Teuku Nyak Arif yang berasal dari uleebalang (bangsawan/raja lokal di Aceh) ditetapkan sebagai Residen Aceh. Ia mengangkat laskar Angkatan Pemuda Indonesia (API) yang anggotanya didominasi kaum uleebalang sebagai pasukan resmi Tentara Keamanan Rakyat (TKR) di Aceh.
Hal ini menimbulkan kekecewaan dari kelompok ulama, khususnya yang tergabung dalam Persatuan Ulama Seluruh Aceh (PUSA) yang dipimpin Tengku Daud Beureueh. Ia menaruh kecurigaan terhadap uleebalang.
PUSA kemudian mendirikan laskar Pemuda Republik Indonesia (PRI) pada 12 Oktober 1945, dan menyatakan tetap setia mendukung Republik Indonesia.
Di sisi lain, suara uleebalang terpecah, sebagian mendukung kemerdekaan, sisanya menolak. Teuku Nyak Arif pro kemerdekaan. Sedangkan Teuku Daud Cumbok dari Kecamatan Cumbok dan sebagian besar uleebalang lainnya, khususnya di Kabupaten Pidie, bersikap kontra.
Menurut mereka, Indonesia belum siap menjalankan pemerintahan sendiri karena tidak ada jaminan terhadap pemulihan kekuasaan terhadap wilayahnya masing-masing, seperti pada masa kolonial Belanda.
Pada 12 Oktober 1945, Teuku Daud Cumbok melarang sekelompok pemuda yang mencoba mengibarkan Bendera Merah Putih di Lam Meulo. Ia menyuruh para pengikutnya untuk mencabut semua poster dan pamflet yang berisi kalimat-kalimat dukungan terhadap kemerdekaan Indonesia.
Sepuluh hari kemudian, ia bersama para uleebalang di Pidie berkumpul dalam acara kenduri di rumah Teuku Umar Keumangan di Beureunun. Mereka yang hadir sepakat untuk membentuk laskar yang diberi nama Markas Uleebalang untuk menandingi kekuatan PUSA dan PRI.

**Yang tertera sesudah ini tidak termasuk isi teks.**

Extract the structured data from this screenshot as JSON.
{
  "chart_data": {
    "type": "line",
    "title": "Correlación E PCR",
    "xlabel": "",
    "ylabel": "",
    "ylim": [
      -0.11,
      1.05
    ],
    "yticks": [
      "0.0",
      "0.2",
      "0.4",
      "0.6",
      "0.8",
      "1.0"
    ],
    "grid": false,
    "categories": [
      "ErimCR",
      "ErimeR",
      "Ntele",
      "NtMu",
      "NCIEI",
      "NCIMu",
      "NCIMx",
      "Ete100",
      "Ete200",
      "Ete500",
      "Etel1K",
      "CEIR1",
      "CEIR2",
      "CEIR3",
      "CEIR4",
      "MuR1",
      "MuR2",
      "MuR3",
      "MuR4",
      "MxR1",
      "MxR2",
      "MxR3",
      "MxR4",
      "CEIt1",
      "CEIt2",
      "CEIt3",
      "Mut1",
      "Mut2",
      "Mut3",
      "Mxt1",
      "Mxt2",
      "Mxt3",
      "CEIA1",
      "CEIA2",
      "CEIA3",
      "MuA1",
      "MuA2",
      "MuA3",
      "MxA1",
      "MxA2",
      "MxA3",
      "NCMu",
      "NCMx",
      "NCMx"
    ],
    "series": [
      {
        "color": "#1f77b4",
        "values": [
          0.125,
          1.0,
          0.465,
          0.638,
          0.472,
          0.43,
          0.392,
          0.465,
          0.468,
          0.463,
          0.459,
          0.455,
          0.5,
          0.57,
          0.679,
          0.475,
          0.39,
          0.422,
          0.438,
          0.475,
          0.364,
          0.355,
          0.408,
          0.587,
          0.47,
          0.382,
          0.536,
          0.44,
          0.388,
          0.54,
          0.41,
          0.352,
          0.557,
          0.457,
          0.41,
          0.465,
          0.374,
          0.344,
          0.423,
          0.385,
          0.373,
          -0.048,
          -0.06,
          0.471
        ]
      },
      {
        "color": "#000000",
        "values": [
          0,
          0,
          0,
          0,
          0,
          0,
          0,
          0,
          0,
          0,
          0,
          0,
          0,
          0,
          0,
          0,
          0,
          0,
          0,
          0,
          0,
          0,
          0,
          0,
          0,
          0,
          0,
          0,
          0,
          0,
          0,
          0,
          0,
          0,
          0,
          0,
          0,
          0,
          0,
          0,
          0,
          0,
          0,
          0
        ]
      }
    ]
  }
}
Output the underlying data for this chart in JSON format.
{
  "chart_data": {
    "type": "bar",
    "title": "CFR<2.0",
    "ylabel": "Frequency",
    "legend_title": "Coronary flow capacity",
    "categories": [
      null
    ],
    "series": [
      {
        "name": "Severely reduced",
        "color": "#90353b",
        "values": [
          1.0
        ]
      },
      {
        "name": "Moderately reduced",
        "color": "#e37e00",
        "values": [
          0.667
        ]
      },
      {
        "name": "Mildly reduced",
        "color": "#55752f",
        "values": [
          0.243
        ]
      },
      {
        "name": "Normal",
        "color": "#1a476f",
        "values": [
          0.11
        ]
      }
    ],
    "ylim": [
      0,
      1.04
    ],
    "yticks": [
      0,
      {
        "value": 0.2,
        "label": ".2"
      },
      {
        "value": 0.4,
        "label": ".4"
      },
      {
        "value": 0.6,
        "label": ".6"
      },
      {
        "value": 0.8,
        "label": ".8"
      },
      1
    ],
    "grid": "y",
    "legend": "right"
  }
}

Dalam merekrut anggota, Teuku Daud Cumbok menyebarkan berita bahwa dirinya telah diberi kewenangan oleh Sekutu untuk mengorganisasi sebuah unit penjaga perdamaian di Pidie. Ia berhasil merekrut beberapa tentara eks KNIL dan tentara Jepang untuk melatih pasukannya.
Berawal dari Polarisasi
Seturut Junaidi Ahmad dalam Prang Cumbok: Revolusi Sosial di Luhak Pidie (2021), awal mula konflik antara uleebalang dengan ulama terjadi pada 1874 saat Belanda melakukan polarisasi melalui perjanjian Korte Atjeh-Verklaring (Perjanjian Pendek Aceh).
Dalam perjanjian tersebut, Belanda dan uleebalang saling mengakui kedaulatannya di Aceh dan setiap musuh Belanda adalah musuh bagi uleebalang. Hal ini menimbulkan reaksi dari kelompok ulama dengan menyematkan cap pengkhianat kepada uleebalang, yang sebelumnya turut menentang Belanda.
Menjelang Perang Dunia II, kelompok ulama membangun jaringan komunikasi dengan Badan Intelijen Jepang di Asia Tenggara untuk membantu mempercepat masuknya Jepang ke Aceh. Hal ini dilakukan sebagai upaya untuk membantu mereka dalam mengusir dan menghancurkan sistem kolonial Belanda di Aceh.
Namun, mengutip T. Hajriansyach dalam “Perang Cumbok di Aceh pada 1945—1946” (Jurnal Ilmu Sejarah Vol. 4, No. 6, 2019, hlm. 1-15), Jepang juga ternyata memakai tradisi Belanda dengan mengangkat kelompok uleebalang untuk mengisi jabatan-jabatan strategis.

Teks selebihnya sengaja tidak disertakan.